Way I see it, the big hurdle here is eliminating independent Texas, since its independence and later annexation into the US is what led to war (or at least, gave the US an excuse to justify their DoW). With a 1821 PoD, I could see a few things.
First, their presence in the area can be weakened. By 1821, Moses Austin had namaged to strike a deal to bring American settlers into Texas, but Mexico's independence made it void. Moses died in 1821 itself, so his son Stephen picked that up. If you can have Stephen either not do this, or fail to renew the deal (which had to be done twice as the fall of the First Empire made the deal void again), then you can lessen American presence in Texas. This can be helped if likewise the Empresario System of 1824 is avoided, or it's not dominated almost exclusively by Americans. Or enforce the settlers assimilate, or enforce the travel ban of 1830. As it is, American presence in Texas is impossible to avoid, but it can be made as not as big as OTL to become a big problem.
Alternatively, or concurrently, Mexico needs to be set on a path that avoids the instability that plagued it during its first decades after independence. Even with no Texas, the US might still find another way to declare war, specially if it considers Mexico an easy target. Perhaps a surviving First Empire, or a Republic that avoids souring relations with the Native Americans in the north, avoids the Federalists vs Centralists conflict, avoids lagging behind in military prowess, avoids its inability to populate the north, and then that could make the prospect of war against them to be less appealing.
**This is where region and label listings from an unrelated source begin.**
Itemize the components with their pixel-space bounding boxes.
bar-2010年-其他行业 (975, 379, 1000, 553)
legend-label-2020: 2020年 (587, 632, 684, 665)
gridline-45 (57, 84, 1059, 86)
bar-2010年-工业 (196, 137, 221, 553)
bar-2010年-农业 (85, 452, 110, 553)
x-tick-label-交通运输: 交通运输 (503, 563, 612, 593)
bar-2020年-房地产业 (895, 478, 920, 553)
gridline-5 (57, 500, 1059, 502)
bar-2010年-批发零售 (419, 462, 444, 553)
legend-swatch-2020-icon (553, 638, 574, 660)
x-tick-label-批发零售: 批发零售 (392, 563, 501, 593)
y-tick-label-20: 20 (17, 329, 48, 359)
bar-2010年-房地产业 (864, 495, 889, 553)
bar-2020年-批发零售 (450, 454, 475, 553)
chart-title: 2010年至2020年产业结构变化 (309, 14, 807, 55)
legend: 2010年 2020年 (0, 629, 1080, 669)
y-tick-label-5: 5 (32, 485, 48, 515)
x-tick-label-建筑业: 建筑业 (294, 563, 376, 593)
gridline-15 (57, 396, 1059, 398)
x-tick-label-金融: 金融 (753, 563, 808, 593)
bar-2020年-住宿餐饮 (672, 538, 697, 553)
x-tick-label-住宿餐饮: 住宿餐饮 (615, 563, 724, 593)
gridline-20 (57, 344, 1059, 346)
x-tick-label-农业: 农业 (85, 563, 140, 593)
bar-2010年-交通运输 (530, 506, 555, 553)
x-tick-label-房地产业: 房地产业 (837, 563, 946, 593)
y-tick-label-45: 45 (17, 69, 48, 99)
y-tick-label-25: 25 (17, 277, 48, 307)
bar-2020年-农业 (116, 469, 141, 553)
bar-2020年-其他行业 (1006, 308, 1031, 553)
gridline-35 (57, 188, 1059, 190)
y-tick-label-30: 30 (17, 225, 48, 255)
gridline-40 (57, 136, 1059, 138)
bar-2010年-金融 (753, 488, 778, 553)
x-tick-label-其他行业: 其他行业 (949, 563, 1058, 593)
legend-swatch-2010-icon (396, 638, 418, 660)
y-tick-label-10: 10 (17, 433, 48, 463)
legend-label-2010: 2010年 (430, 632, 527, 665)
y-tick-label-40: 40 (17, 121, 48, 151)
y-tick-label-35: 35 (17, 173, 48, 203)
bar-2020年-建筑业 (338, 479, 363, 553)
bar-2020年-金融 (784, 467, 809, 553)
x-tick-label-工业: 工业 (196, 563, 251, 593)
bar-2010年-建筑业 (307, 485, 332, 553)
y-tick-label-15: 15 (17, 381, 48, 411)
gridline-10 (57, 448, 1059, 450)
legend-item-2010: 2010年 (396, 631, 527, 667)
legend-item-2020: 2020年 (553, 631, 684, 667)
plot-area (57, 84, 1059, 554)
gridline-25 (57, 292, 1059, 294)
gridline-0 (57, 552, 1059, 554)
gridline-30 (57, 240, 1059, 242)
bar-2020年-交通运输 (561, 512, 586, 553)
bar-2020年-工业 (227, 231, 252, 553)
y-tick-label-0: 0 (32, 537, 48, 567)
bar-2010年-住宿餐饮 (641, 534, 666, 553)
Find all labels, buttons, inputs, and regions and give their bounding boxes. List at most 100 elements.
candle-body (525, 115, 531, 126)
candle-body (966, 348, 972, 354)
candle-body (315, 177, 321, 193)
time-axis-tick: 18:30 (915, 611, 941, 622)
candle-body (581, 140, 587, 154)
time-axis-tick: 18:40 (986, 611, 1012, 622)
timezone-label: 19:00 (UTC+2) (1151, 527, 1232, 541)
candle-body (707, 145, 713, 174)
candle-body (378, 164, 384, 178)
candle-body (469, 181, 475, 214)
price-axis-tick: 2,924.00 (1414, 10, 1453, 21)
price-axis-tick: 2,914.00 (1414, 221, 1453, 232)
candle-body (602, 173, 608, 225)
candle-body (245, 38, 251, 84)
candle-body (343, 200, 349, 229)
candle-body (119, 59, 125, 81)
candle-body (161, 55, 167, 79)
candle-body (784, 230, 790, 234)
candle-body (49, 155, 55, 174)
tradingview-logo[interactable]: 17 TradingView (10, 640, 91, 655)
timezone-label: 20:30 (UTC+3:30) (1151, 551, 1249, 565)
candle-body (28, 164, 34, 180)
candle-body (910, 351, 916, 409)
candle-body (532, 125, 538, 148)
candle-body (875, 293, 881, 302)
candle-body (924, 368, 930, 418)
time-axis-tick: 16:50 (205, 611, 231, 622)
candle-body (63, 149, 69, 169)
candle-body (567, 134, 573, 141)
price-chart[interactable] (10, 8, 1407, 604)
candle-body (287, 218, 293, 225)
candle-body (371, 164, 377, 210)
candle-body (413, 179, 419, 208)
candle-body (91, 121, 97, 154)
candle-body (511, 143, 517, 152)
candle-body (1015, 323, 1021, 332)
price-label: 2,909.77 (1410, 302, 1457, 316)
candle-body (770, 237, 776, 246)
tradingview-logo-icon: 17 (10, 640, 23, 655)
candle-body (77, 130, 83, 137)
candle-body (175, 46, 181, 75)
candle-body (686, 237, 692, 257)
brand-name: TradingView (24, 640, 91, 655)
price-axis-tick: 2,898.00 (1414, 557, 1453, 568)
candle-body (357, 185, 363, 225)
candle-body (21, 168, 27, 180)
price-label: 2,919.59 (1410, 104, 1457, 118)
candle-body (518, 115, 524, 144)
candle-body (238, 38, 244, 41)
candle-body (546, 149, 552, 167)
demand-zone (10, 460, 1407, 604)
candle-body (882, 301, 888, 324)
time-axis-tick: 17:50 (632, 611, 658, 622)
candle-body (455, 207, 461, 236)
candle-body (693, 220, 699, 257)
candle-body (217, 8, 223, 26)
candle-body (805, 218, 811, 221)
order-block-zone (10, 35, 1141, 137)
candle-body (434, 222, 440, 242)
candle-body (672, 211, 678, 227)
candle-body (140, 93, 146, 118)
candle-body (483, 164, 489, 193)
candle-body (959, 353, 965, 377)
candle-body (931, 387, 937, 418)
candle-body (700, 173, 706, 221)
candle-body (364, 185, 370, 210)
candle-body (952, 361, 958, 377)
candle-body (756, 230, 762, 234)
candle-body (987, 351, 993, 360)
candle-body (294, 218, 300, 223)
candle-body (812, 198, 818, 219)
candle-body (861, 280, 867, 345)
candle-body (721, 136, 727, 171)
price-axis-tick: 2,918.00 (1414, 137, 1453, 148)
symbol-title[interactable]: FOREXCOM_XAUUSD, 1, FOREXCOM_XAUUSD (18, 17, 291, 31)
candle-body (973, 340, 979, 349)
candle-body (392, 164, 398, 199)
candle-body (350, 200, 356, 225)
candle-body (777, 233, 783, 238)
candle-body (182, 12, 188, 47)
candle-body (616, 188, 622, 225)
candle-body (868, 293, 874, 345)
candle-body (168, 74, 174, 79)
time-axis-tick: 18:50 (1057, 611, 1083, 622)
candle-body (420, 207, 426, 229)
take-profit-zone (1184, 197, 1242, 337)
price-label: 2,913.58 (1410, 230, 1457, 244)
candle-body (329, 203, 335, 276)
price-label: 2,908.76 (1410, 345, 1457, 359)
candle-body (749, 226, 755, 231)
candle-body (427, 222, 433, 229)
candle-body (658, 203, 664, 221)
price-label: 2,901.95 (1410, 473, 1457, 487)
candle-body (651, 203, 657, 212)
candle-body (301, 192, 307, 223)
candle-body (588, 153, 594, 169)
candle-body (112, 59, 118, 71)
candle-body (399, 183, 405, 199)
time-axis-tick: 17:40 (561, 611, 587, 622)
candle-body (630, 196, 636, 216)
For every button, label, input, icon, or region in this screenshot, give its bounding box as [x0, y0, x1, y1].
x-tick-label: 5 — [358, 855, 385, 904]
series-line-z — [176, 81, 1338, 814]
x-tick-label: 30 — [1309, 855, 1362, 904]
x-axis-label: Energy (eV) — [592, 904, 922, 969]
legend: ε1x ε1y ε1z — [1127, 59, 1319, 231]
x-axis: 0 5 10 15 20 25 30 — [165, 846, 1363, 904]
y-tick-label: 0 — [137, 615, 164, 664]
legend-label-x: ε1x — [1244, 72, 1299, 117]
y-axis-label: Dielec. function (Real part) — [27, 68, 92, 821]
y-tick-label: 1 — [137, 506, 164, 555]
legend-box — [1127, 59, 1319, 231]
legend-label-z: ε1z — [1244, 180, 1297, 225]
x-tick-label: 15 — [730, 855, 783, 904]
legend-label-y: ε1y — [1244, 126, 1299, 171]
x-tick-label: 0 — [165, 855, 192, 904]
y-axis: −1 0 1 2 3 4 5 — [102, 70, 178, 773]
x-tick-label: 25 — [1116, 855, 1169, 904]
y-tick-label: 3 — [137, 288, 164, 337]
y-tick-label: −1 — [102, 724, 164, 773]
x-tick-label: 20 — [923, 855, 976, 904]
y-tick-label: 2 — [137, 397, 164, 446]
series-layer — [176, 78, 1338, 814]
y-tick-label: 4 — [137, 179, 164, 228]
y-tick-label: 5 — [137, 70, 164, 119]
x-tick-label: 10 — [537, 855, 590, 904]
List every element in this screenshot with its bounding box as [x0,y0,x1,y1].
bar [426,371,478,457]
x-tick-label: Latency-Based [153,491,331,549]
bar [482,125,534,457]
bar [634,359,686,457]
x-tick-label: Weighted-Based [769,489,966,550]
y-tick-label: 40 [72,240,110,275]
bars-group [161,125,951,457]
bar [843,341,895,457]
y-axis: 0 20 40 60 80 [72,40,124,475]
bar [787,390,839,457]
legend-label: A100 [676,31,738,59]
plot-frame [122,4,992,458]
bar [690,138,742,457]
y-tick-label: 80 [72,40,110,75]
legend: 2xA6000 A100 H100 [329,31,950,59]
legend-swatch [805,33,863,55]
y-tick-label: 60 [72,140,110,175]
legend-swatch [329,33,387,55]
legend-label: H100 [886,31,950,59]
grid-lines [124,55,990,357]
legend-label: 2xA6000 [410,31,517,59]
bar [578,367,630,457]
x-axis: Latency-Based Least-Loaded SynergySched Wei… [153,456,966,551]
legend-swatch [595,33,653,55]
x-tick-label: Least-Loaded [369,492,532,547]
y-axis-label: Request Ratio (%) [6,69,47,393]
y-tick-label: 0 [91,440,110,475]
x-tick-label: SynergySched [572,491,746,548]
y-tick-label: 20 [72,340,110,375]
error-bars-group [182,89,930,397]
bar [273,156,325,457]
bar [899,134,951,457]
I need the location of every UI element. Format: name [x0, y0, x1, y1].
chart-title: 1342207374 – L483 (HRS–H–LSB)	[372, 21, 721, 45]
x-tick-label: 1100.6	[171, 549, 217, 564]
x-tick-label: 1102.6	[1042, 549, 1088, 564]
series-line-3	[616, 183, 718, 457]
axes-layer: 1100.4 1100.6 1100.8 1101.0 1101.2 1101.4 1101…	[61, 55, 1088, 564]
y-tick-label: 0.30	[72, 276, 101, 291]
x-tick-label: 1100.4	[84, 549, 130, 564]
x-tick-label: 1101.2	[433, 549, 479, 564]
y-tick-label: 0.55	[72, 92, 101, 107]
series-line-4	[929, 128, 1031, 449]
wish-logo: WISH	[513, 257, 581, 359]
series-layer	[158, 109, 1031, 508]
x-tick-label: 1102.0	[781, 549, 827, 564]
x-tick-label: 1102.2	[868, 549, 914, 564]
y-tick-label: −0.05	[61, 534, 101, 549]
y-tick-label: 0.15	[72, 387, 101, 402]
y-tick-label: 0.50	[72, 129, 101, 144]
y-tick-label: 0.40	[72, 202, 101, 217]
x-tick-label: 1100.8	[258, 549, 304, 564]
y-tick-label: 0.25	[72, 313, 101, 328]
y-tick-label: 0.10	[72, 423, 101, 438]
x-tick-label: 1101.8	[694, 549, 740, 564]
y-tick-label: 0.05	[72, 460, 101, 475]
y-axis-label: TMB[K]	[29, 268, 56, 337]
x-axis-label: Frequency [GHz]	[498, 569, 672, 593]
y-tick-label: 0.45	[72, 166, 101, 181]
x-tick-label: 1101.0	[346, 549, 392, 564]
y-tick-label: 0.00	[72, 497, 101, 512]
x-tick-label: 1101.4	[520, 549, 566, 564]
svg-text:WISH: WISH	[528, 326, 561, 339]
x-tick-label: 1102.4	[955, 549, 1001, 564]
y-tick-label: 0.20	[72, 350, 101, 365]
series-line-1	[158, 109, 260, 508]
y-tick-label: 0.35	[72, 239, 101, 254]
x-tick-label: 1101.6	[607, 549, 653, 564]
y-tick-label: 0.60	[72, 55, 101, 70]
All in all, sticking to a 1821 PoD, then making the Empire survive and thrive could be the way to go. Something that avoids Iturbide either taking the throne, or something that avoids him dissolving Congress (in my opinion, this was what begun the whole downwards spiral), and then things could transition into a way to avoid Texas breaking off, and to deny other ways the US could take advantage of to obtain land.
Regarding that side-note about Cuba, I would think it depends. A US that is unable to expand into Mexico, will have to expand elsewhere to appease Southerners. The Caribbean is the logical route, but an earlier Kansas-Nebraska Act could do as well, although that does not necessarily exclude the former from potentially happening.
The Oregon thing can just go as OTL.